I am not condemning the Latins, or the moderns. Indeed, there is in Horace something nobler and more humane than in all Olympus. The Greeks, moreover, seem in their civic incompetence like children, when contrasted with the Romans or with the moderns. But in power of utterance, within their own crafts, the Greeks are unapproachable. Let us now speak of matters of which we know very little.
The statues on the Parthenon stand in a region where direct criticism cannot reach them, but which trigonometry may, to some extent, determine. Their beauty probably results from an artistic knowledge so refined, a sophistication so exact, that, as we gaze, we lose the process and see only results. A Greek architect could have told you just what lines of analysis must be followed in order to get these effects in grouping and in relief. It is all, no doubt, built up out of tonic and dominant—but the manual of counter-point has been lost. As the tragic poet fills the stage with the legend, so the sculptor fills the metope with the legend. Both are closely following artistic usage: each is merely telling the old story with new refinement. And whether we gaze at the actors on the stage or at the figures in the metope, whether we study a lyric or listen to a dialogue, we are in communion with the same genius, the same legend. The thing which moves and delights us is a unity.
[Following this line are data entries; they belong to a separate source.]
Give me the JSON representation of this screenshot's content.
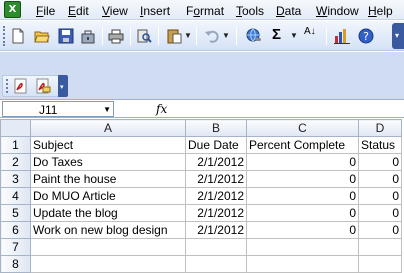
{
  "menubar": {
    "items": [
      {
        "key": "F",
        "rest": "ile"
      },
      {
        "key": "E",
        "rest": "dit"
      },
      {
        "key": "V",
        "rest": "iew"
      },
      {
        "key": "I",
        "rest": "nsert"
      },
      {
        "key": "",
        "rest": "Format"
      },
      {
        "key": "T",
        "rest": "ools"
      },
      {
        "key": "D",
        "rest": "ata"
      },
      {
        "key": "W",
        "rest": "indow"
      },
      {
        "key": "H",
        "rest": "elp"
      }
    ],
    "format_key": "o"
  },
  "formula_bar": {
    "name_box": "J11",
    "fx_label": "fx",
    "content": ""
  },
  "sheet": {
    "columns": [
      "A",
      "B",
      "C",
      "D"
    ],
    "rows": [
      {
        "num": "1",
        "cells": [
          "Subject",
          "Due Date",
          "Percent Complete",
          "Status"
        ]
      },
      {
        "num": "2",
        "cells": [
          "Do Taxes",
          "2/1/2012",
          "0",
          "0"
        ]
      },
      {
        "num": "3",
        "cells": [
          "Paint the house",
          "2/1/2012",
          "0",
          "0"
        ]
      },
      {
        "num": "4",
        "cells": [
          "Do MUO Article",
          "2/1/2012",
          "0",
          "0"
        ]
      },
      {
        "num": "5",
        "cells": [
          "Update the blog",
          "2/1/2012",
          "0",
          "0"
        ]
      },
      {
        "num": "6",
        "cells": [
          "Work on new blog design",
          "2/1/2012",
          "0",
          "0"
        ]
      },
      {
        "num": "7",
        "cells": [
          "",
          "",
          "",
          ""
        ]
      },
      {
        "num": "8",
        "cells": [
          "",
          "",
          "",
          ""
        ]
      }
    ]
  },
  "toolbar": {
    "sigma": "Σ",
    "sort": "A↓"
  }
}
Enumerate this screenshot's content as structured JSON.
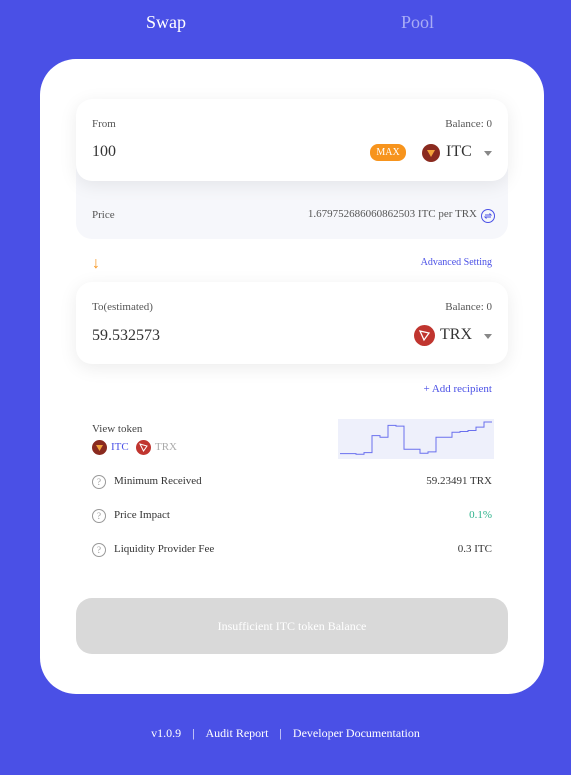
{
  "tabs": {
    "swap": "Swap",
    "pool": "Pool"
  },
  "from": {
    "label": "From",
    "balance": "Balance: 0",
    "amount": "100",
    "max": "MAX",
    "token": "ITC"
  },
  "price": {
    "label": "Price",
    "value": "1.679752686060862503 ITC per TRX"
  },
  "advanced_setting": "Advanced Setting",
  "to": {
    "label": "To(estimated)",
    "balance": "Balance: 0",
    "amount": "59.532573",
    "token": "TRX"
  },
  "add_recipient": "+ Add recipient",
  "view_token": {
    "label": "View token",
    "itc": "ITC",
    "trx": "TRX",
    "sparkline": [
      0.93,
      0.93,
      0.95,
      0.9,
      0.4,
      0.45,
      0.1,
      0.12,
      0.8,
      0.8,
      0.92,
      0.88,
      0.45,
      0.45,
      0.3,
      0.28,
      0.25,
      0.15,
      0.0,
      0.0
    ]
  },
  "info": {
    "min_received_label": "Minimum Received",
    "min_received_value": "59.23491 TRX",
    "price_impact_label": "Price Impact",
    "price_impact_value": "0.1%",
    "lp_fee_label": "Liquidity Provider Fee",
    "lp_fee_value": "0.3 ITC"
  },
  "submit": "Insufficient ITC token Balance",
  "footer": {
    "version": "v1.0.9",
    "sep": "|",
    "audit": "Audit Report",
    "docs": "Developer Documentation"
  },
  "colors": {
    "accent": "#4a50e6",
    "orange": "#f7941d",
    "green": "#2eb38c"
  }
}
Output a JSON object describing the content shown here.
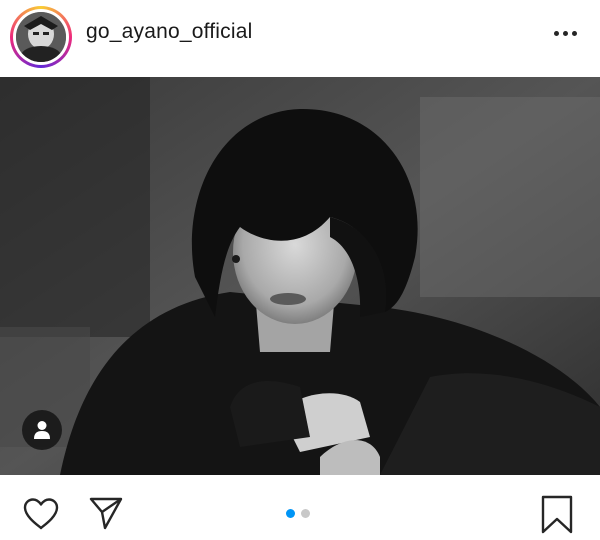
{
  "post": {
    "username": "go_ayano_official",
    "avatar_icon": "profile-avatar",
    "more_icon": "more-options-icon",
    "photo_description_icon": "black-and-white-portrait-photo",
    "user_tag_icon": "person-icon"
  },
  "actions": {
    "like_icon": "heart-icon",
    "share_icon": "send-icon",
    "save_icon": "bookmark-icon"
  },
  "carousel": {
    "current": 1,
    "total": 2,
    "active_color": "#0095f6",
    "inactive_color": "#c8c8c8"
  },
  "colors": {
    "story_ring_start": "#f9ce34",
    "story_ring_mid": "#ee2a7b",
    "story_ring_end": "#6228d7"
  }
}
This Genius is not hard to understand. Any one can understand it. That is the proof of its greatness. As Boccaccio said of Dante, not learning but good wits are needed to appreciate him. One cannot safely look toward the mind of the modern scholar for an understanding of the Greek mind, because the modern scholar is a specialist—a thing the Greek abhors. If a scholar to-day knows the acoustics of the Greek stage, that is thought to be a large enough province for him. He is not allowed to be an authority on the scenery. In the modern scholar's mind everything is in cubby-holes; and everybody to-day wants to become an authority. Every one, moreover, is very serious to-day; and it does not do to be too serious about Greek things, because the very genius of Greece has in it a touch of irony, which combines with our seriousness to make a heavy, indigestible paste. The Greek will always laugh at you if he can, and the only hope is to keep him at arm's length, and deal with him in the spirit of social life, of the world, of the beau monde, and of large conversation. His chief merit is to stimulate this spirit. The less we dogmatize about his works and ways, the freer will the world be of secondary, second-rate commentaries. The more we study his works and ways, the fuller will the world become of intellectual force.
The Greek classics are a great help in tearing open those strong envelopes in which the cultivation of the world is constantly getting glued up. They helped Europe to cut free from theocratic tyranny in the late Middle Ages. They held the Western world together after the fall of the Papacy. They gave us modern literature: indeed, if one considers all that comes from Greece, one can hardly imagine what the world would have been like without her. The lamps of Greek thought are still burning in marble and in letters. The complete little microcosm of that Greek society hangs forever in the great macrocosm of the moving world, and sheds rays which dissolve prejudice, making men thoughtful, rational, and gay. The greatest intellects are ever the most powerfully affected by it; but no one escapes. Nor can the world ever lose this benign influence, which must, so far as philosophy can imagine, qualify human life forever.